Tardif (2007) examined the impact of NWP model vertical resolution on radiation fog prediction at the Paris-Charles De Gaulle airport. Using a sophisticated 1-D model
designed specifically for fog (COBEL), he found having more vertical layers near the surface improved the timing of fog onset, which tended to be delayed in the lower- resolution experiment due to the inability to create a shallow fog layer, resulting in inadequate radiative cooling (note that fog droplets have higher longwave emissivity than unsaturated air, and therefore will cool a layer more quickly when present). When increasing the resolution isn’t possible, he suggested examining radiative cooling rates in the NWP model for signatures that may assist with radiation fog initiation. The lowest model level in MEPS (about 20 m above ground level) is even higher than the lowest model level in the low-resolution COBEL case (about 12.2 m above ground level), and we will show that similar behavior was observed.
Lastly, Zhou and Ferrier (2008) described a process for obtaining LWC values during radiation fog events by explicitly solving the governing equation that describes LWC as a function of turbulent exchange coefficient, droplet gravitational settling flux, condensation rate due to cooling, and height of the fog layer.

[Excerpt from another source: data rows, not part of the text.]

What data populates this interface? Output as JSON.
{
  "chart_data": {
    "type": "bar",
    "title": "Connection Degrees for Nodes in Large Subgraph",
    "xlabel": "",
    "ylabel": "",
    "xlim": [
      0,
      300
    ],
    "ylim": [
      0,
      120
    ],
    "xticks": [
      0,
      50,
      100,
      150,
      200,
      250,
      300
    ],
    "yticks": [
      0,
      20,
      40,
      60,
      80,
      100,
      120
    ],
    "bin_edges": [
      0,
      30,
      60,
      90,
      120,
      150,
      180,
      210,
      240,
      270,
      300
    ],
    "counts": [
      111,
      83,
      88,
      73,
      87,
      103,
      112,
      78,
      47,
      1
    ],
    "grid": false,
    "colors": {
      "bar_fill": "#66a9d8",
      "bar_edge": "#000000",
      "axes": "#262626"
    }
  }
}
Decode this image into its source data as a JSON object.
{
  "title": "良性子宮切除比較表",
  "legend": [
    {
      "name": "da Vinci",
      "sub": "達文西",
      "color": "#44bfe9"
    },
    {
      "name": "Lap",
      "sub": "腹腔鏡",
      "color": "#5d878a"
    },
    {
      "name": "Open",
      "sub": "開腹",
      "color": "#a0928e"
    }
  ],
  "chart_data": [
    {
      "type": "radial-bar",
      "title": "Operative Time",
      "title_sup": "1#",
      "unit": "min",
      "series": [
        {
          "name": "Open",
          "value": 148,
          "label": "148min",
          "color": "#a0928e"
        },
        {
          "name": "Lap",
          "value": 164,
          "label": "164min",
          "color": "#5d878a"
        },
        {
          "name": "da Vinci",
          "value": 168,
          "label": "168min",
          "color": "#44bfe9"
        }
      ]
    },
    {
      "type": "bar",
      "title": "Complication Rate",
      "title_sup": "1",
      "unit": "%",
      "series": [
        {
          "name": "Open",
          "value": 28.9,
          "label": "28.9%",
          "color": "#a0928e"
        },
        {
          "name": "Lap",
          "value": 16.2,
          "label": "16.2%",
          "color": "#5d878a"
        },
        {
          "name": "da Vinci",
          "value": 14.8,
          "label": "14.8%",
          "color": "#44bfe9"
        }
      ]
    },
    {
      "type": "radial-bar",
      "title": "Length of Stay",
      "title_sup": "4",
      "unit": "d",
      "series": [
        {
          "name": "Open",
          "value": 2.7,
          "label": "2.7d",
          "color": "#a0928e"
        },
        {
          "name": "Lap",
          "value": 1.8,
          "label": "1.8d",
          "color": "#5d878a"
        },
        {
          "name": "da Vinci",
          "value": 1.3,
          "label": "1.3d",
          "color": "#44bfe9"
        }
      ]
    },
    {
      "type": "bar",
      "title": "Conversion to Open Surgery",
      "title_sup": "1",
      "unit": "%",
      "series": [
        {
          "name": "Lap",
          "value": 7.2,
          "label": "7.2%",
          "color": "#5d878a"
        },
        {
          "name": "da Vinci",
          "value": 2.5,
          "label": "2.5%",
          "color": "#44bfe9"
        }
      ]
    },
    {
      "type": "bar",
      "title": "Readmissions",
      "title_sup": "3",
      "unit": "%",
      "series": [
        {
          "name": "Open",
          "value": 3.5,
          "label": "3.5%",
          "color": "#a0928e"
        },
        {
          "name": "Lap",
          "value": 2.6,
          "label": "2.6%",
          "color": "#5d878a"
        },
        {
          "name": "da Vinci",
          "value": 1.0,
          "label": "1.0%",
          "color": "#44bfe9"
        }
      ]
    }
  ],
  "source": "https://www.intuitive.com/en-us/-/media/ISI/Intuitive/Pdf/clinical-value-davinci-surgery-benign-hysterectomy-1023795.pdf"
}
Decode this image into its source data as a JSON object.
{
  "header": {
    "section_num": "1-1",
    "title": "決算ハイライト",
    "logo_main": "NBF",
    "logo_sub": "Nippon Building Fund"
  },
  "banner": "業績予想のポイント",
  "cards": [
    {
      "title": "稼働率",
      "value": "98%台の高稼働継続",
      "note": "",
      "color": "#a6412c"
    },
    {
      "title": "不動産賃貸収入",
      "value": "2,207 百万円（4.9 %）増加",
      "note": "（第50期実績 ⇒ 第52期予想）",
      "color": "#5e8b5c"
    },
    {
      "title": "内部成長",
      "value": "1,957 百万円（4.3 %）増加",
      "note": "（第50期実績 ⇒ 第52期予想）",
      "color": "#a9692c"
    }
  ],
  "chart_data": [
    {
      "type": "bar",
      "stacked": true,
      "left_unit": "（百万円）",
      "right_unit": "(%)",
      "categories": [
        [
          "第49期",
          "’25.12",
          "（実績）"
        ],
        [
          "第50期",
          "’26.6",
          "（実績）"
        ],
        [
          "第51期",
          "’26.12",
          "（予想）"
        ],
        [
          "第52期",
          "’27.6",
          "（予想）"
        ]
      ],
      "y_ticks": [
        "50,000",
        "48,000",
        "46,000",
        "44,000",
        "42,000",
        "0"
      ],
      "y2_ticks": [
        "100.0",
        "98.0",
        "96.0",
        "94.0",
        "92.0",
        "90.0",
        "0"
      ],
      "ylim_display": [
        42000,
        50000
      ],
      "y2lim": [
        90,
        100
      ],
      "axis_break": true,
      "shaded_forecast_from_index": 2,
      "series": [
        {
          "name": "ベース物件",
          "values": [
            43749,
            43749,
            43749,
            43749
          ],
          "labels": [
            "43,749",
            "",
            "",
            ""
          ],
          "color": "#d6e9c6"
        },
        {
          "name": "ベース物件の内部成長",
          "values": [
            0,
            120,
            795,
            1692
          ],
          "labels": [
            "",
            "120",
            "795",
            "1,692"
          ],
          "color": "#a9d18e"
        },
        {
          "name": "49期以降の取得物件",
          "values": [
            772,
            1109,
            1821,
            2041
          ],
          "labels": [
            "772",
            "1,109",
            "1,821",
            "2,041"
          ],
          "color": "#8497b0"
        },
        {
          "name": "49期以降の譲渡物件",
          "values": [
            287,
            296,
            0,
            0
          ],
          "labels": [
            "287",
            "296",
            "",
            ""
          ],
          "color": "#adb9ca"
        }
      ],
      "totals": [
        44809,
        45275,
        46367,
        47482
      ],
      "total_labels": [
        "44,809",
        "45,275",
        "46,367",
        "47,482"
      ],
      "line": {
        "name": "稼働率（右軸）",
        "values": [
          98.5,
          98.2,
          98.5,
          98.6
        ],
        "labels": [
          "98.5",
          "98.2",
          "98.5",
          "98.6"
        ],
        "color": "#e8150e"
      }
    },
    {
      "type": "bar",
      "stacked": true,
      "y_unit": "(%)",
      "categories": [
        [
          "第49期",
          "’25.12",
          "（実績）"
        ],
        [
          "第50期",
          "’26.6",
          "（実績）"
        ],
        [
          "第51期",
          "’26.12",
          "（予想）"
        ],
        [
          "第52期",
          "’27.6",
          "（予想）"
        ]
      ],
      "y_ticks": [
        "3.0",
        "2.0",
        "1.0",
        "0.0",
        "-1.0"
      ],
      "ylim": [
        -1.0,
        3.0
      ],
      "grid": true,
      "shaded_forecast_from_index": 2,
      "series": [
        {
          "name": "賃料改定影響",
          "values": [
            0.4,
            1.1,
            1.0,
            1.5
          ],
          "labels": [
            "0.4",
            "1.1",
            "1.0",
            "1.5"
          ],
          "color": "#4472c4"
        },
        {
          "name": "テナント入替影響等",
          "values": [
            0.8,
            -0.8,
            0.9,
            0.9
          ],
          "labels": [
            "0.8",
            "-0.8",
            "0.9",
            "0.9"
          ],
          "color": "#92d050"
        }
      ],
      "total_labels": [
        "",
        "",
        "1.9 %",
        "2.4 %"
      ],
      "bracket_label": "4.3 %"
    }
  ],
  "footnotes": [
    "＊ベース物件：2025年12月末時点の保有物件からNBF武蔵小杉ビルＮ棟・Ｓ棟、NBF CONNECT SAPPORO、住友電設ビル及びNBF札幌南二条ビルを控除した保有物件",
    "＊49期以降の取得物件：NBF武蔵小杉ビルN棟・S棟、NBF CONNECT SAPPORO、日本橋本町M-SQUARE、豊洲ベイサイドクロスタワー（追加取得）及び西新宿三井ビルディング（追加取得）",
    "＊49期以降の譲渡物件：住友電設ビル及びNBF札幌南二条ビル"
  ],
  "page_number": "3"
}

Verification of the technique during an observed fog event was promising, and the authors suggest the technique could be successfully utilized to adjust the initial LWC predictions provided by NWP predictions if the NWP model is able to provide accurate predictions of the dependent variables. Our research examined the prospects for such an approach in MEPS, but as we will show, it would not provide large skill improvements due to the high number of cases in MEPS of missed fog, for which the fog depth is zero and the technique maintains zero LWC.